Of course, the best way to be really sure that the RSI is flawed is not to listen to an endless to-and-fro of well-thought-out arguments. The best way to be sure is to take the thing to the testing range and see if it falls apart. One good way of doing that is to open a demo account and trade it using the RSI exclusively. Use this account to track the wins and losses over a meaningful period (anything less than a couple of months is too short) to see where it gets you. Sadly, most traders are not sufficiently disciplined to go through all of that and will not benefit from that learning experience but demo-testing an indicator like that does reveal a whole lot about it.

The alternative is to look at a historical example and analyse those moments where the RSI was giving a trade signal. Chances are you would see very few examples where the signal would actually have paid off. The way to do this is to take a popular currency pair or a pair that you actually trade and look back over a year’s worth of data.
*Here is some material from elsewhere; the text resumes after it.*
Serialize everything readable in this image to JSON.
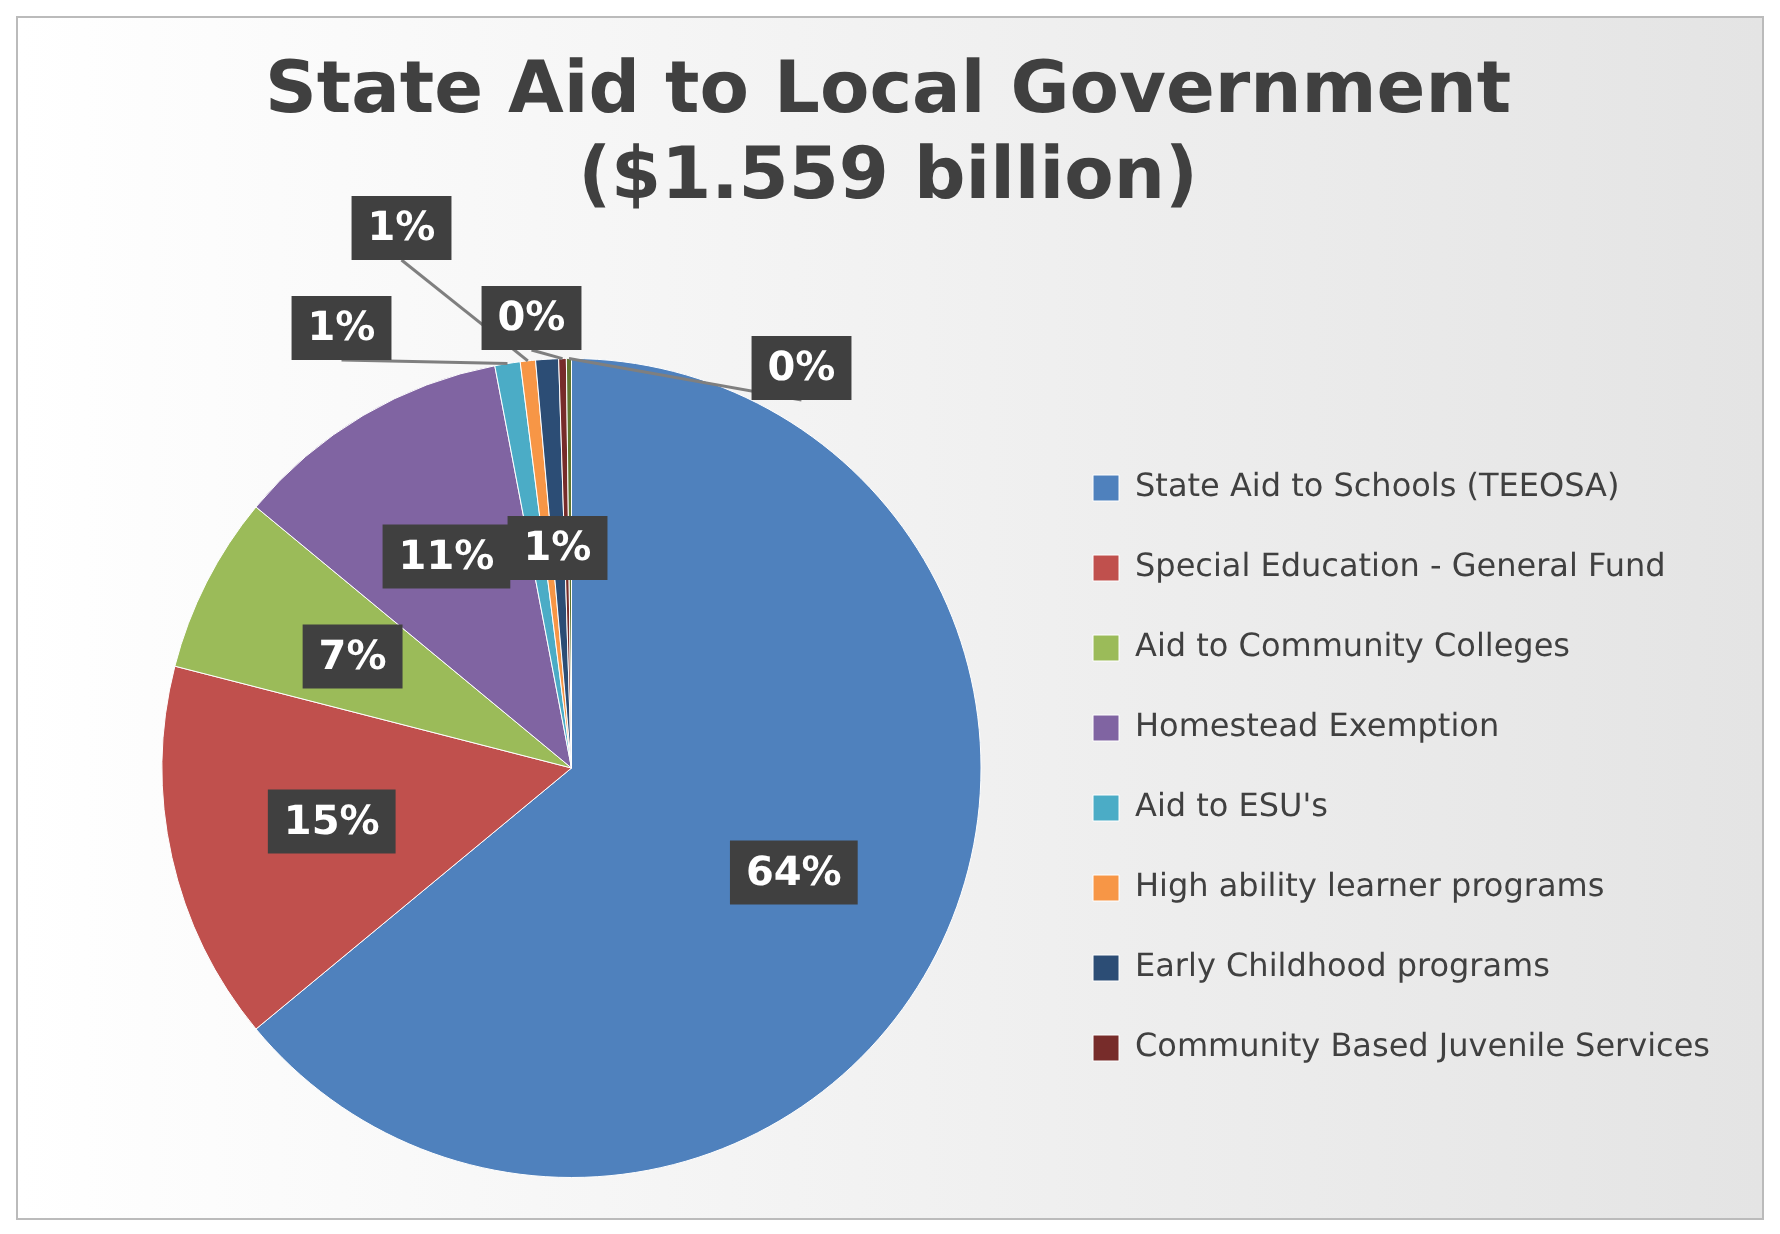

Pull up the RSI indicator, compare it against the price chart, and go through each and every time the RSI pinged a trade signal. Check forward from that point to see whether following that signal would have paid off but be honest with yourself about where you would have set your stop/loss and take profit limits.

You will find that, in most instances, following the RSI will completely kill you. That’s not to say it never throws up a win. It will give you a win from time to time but the losses will outweigh these infrequent wins over time. And not only that but the wins will more often than not be pretty mediocre and the losses will not. To sum up, there are a lot of traders out there who are very disparaging about the RSI and now you know why. If you feel like this is sound advice, don’t take their word for it, test it out for yourself in a demo account and see if it really lives up to any of its hype.